A limit of three turtles is allowed, and a state license is required. In fact, most turtles are taken with traps and nets. Turtles can range in weight from 10 to 35 pounds. Turtles are found throughout Minnesota, but starting in 1984 they were listed as a “special concern species,” mostly because of the possibly detrimental effects of commercial harvest on the local populations.

Starting in 2004, commercial harvesting snapping turtles now included limiting the number of traps which could be used, restricting turtle licenses to Minnesota residents, and putting a moratorium on the sale of new licenses. Anyone who held a license prior to the rule changes was permitted to renew it and they may pass their license down one generation to their relatives. Additionally, trappers must now keep a daily log of where their traps are located and how many turtles they harvest.

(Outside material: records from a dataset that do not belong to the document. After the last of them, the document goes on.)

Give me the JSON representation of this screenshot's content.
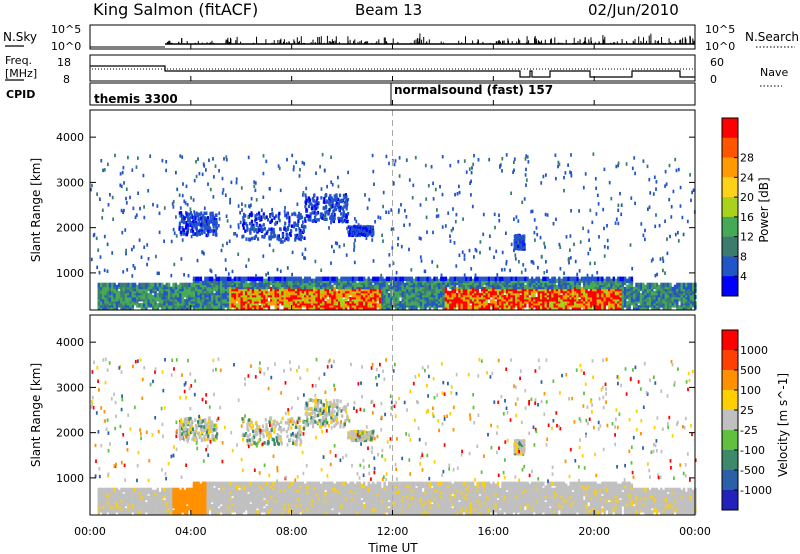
{
  "header": {
    "station": "King Salmon (fitACF)",
    "beam": "Beam 13",
    "date": "02/Jun/2010"
  },
  "panels": {
    "nsky": {
      "label": "N.Sky",
      "ticks": [
        "10^5",
        "10^0"
      ],
      "right_label": "N.Search",
      "right_ticks": [
        "10^5",
        "10^0"
      ]
    },
    "freq": {
      "label1": "Freq.",
      "label2": "[MHz]",
      "ticks": [
        "18",
        "8"
      ],
      "right_label": "Nave",
      "right_ticks": [
        "60",
        "0"
      ]
    },
    "cpid": {
      "label": "CPID",
      "segments": [
        {
          "name": "themis 3300",
          "start": 0,
          "end": 12
        },
        {
          "name": "normalsound (fast) 157",
          "start": 12,
          "end": 24
        }
      ]
    }
  },
  "chart_data": [
    {
      "type": "heatmap",
      "name": "power",
      "ylabel": "Slant Range [km]",
      "yticks": [
        1000,
        2000,
        3000,
        4000
      ],
      "ylim": [
        180,
        4600
      ],
      "colorbar_label": "Power [dB]",
      "colorbar_ticks": [
        "4",
        "8",
        "12",
        "16",
        "20",
        "24",
        "28"
      ],
      "colorbar_colors": [
        "#0000ff",
        "#2255c8",
        "#3c7c6e",
        "#45aa58",
        "#aad21a",
        "#ffd21a",
        "#ff9a00",
        "#ff5500",
        "#ff0000"
      ],
      "vertical_marker_x": 12
    },
    {
      "type": "heatmap",
      "name": "velocity",
      "ylabel": "Slant Range [km]",
      "yticks": [
        1000,
        2000,
        3000,
        4000
      ],
      "ylim": [
        180,
        4600
      ],
      "colorbar_label": "Velocity [m s^-1]",
      "colorbar_ticks": [
        "1000",
        "500",
        "100",
        "25",
        "-25",
        "-100",
        "-500",
        "-1000"
      ],
      "colorbar_colors": [
        "#2222bb",
        "#2a60a8",
        "#3c8a6a",
        "#60c040",
        "#c0c0c0",
        "#ffd000",
        "#ff9000",
        "#ff4000",
        "#ff0000"
      ],
      "vertical_marker_x": 12
    }
  ],
  "xaxis": {
    "label": "Time UT",
    "ticks": [
      "00:00",
      "04:00",
      "08:00",
      "12:00",
      "16:00",
      "20:00",
      "00:00"
    ],
    "range_hours": [
      0,
      24
    ]
  }
}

Thielen had been bitten several times, and carried a knife while trapping. Of course, if someone is swimming in the Minnesota River, and one of the snapping turtles bites down on the toe, it’s going to be a long walk back to the house with an 80 pound turtle on the toe! According to Pat Thielen, “About the only way to get them off was to cut the cords in their neck!”

“If I had the turtles today that I had back in the 1930’s, I’d be a millionaire!” said Thielen in 1974. “But it was sure fun while it lasted!”

(Some information from “Shakopee Was Once Turtle Capital of Twin City Area,” Shakopee Valley News, 25 Dec 1974; “DNR Seizes 1.5 Tons of Turtle Meat,” Minneapolis Star and Tribune, 3 Nov 2015; Wikipedia; “Snapping Turtle Boneless Meat (5 lb.),” Wholey. Accessed 18 Sept 2018.)